Watch on the Rhine is a 1940s propaganda film. You can spin it anyway you like, drama, Bette Davis film, patriotic but in the end its still propaganda to raise spirits during a hard time.
Kurt and Sara Muller along with their three children visit Sara’s family who believe she married beneath her class. The Mullers, having lived a secretive and poorly lifestyle remain mum on Kurt’s position. After a family member cannot keep his nose and eyes to himself discovers that Kurt is working underground in anti-fascist activates. After learning that a fellow comrade (who once saved Kurt) has been captured Kurt feels it his duty to help his friend and prepares to set out for Germany despite the risk of his own life. Teck de Brancovis, a house guest, bribes the family threatening to tell the authorities unless he is given $10,000 — their life savings. Therefore, Muller does the only thing he feels he can do to protect his family, murders the snitch and flees for his life.

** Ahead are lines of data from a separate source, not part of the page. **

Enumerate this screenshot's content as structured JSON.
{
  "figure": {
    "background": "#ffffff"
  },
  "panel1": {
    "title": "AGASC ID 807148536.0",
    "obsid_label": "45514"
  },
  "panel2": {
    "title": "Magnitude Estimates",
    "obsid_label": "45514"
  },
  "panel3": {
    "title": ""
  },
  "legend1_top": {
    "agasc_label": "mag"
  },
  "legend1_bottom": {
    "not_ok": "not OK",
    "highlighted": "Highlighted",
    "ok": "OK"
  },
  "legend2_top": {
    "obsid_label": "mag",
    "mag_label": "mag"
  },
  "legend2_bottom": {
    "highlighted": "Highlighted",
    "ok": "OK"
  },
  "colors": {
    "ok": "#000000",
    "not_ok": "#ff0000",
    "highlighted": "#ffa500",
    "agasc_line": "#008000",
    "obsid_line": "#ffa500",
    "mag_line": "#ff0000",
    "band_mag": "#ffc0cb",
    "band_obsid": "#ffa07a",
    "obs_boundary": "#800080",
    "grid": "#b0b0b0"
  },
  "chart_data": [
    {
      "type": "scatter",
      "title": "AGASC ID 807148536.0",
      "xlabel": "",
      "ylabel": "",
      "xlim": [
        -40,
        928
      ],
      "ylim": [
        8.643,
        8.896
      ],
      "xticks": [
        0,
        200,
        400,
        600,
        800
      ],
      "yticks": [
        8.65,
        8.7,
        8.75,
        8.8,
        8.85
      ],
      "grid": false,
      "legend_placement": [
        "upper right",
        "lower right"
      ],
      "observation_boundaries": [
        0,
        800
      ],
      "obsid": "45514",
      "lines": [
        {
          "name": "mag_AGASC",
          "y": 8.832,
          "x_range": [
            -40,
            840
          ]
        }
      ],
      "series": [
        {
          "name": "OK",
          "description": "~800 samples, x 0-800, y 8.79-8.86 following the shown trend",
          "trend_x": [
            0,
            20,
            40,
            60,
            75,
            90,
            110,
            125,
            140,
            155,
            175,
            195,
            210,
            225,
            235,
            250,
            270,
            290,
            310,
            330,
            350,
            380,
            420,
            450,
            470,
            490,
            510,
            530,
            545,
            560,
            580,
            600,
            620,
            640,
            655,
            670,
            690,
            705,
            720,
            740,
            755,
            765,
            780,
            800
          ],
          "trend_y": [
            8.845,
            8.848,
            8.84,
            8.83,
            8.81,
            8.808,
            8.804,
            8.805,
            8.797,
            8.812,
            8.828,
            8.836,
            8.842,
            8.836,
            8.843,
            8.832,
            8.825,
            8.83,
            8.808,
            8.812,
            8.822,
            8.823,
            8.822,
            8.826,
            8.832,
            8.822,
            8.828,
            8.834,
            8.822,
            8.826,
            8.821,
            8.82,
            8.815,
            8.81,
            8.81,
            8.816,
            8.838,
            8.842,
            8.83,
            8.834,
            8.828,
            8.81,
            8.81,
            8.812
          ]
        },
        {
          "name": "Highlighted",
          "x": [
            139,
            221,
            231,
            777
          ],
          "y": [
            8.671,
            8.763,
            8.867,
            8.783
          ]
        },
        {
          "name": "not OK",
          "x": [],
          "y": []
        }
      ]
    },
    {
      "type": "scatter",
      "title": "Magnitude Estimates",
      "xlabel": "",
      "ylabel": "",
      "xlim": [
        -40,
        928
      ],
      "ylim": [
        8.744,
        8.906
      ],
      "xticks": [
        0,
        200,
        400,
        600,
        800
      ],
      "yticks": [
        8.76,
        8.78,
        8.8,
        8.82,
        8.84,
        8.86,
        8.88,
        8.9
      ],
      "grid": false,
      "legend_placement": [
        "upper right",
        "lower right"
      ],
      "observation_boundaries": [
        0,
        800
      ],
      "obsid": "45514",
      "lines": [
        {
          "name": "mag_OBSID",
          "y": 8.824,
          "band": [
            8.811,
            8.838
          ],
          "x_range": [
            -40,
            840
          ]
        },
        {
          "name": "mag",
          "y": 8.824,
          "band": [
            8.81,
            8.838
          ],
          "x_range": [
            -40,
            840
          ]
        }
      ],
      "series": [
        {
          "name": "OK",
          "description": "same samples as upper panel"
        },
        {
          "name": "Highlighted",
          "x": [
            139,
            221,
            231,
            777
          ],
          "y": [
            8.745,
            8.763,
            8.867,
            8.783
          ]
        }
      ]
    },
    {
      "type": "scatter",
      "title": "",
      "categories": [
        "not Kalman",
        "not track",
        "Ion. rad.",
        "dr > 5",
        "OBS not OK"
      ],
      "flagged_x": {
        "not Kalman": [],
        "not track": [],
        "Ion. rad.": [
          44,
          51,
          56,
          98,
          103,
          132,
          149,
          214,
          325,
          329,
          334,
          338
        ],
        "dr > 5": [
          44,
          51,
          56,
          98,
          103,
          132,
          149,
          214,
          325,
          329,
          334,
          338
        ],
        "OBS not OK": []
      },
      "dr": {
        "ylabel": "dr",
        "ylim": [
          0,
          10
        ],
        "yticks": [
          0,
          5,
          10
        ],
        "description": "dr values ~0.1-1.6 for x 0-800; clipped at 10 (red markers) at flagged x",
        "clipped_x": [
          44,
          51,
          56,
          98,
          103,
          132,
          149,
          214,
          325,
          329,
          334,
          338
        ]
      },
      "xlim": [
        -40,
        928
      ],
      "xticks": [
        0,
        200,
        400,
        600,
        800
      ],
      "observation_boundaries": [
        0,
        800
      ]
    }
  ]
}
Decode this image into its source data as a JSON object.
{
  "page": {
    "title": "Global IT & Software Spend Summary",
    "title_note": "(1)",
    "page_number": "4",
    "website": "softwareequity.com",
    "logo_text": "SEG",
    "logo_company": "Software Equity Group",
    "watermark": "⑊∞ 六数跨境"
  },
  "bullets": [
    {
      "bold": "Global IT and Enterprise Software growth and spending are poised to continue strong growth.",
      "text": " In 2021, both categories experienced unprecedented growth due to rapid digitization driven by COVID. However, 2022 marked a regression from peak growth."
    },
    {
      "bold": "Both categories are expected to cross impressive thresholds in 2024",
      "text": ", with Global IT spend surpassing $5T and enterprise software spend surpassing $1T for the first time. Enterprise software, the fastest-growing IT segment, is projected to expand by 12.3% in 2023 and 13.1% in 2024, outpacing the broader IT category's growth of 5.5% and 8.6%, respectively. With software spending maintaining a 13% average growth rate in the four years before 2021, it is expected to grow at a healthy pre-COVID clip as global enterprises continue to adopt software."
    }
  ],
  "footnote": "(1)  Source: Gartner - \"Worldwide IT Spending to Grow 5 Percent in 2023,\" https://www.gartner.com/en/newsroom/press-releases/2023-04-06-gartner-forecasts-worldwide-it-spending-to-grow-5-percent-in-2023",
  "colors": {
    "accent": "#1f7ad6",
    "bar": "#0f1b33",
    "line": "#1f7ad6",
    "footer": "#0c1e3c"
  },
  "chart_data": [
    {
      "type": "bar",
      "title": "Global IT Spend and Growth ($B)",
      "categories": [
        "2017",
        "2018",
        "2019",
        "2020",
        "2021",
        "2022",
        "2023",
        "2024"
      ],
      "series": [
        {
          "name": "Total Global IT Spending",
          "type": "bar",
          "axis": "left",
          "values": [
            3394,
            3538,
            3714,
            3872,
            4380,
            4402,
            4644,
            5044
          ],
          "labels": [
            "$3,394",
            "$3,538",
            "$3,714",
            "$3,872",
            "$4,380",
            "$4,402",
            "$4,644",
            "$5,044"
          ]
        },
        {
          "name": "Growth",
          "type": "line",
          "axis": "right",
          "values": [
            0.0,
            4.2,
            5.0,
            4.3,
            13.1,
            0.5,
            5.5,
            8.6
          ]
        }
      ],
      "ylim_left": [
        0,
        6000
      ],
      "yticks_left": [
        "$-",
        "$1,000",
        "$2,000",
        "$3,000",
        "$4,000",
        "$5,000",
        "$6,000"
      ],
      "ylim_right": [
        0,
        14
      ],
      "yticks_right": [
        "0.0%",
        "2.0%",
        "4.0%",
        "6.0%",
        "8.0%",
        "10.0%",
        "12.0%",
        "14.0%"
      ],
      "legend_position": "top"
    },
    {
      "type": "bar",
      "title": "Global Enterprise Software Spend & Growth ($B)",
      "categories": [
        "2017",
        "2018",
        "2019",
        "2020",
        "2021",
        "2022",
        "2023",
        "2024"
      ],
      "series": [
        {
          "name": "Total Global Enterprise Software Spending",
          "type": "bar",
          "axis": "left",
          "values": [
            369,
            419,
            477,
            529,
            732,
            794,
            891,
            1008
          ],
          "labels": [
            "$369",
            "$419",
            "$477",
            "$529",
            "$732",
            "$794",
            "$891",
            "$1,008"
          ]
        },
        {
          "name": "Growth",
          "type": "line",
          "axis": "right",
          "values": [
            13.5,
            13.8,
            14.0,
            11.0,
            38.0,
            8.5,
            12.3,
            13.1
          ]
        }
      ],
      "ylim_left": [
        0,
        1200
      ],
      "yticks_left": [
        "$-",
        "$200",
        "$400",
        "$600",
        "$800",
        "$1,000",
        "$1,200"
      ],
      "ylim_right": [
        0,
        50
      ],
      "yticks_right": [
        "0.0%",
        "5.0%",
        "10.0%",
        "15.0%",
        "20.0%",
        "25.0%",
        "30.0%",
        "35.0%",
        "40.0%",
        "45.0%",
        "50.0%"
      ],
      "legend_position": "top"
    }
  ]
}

The ending had me choked up with Bette Davis excepting her eldest son following in his father’s footsteps even though she would have preferred him safe at home. Sara knew it would be selfish on her part and let him go willing when the time was right. It was a very tender moment. Also, I thought the steady build-up to Kurt’s position was very well executed even though I thought I had an idea considering the subject matter at hand. Even so, at times I felt that it was almost too much propaganda but that was the style at the time — very patriotic. Overall, Watch on the Rhine was an interesting watch (pun intended) and would certainly recommend it to any Bette Davis or classic movies fan.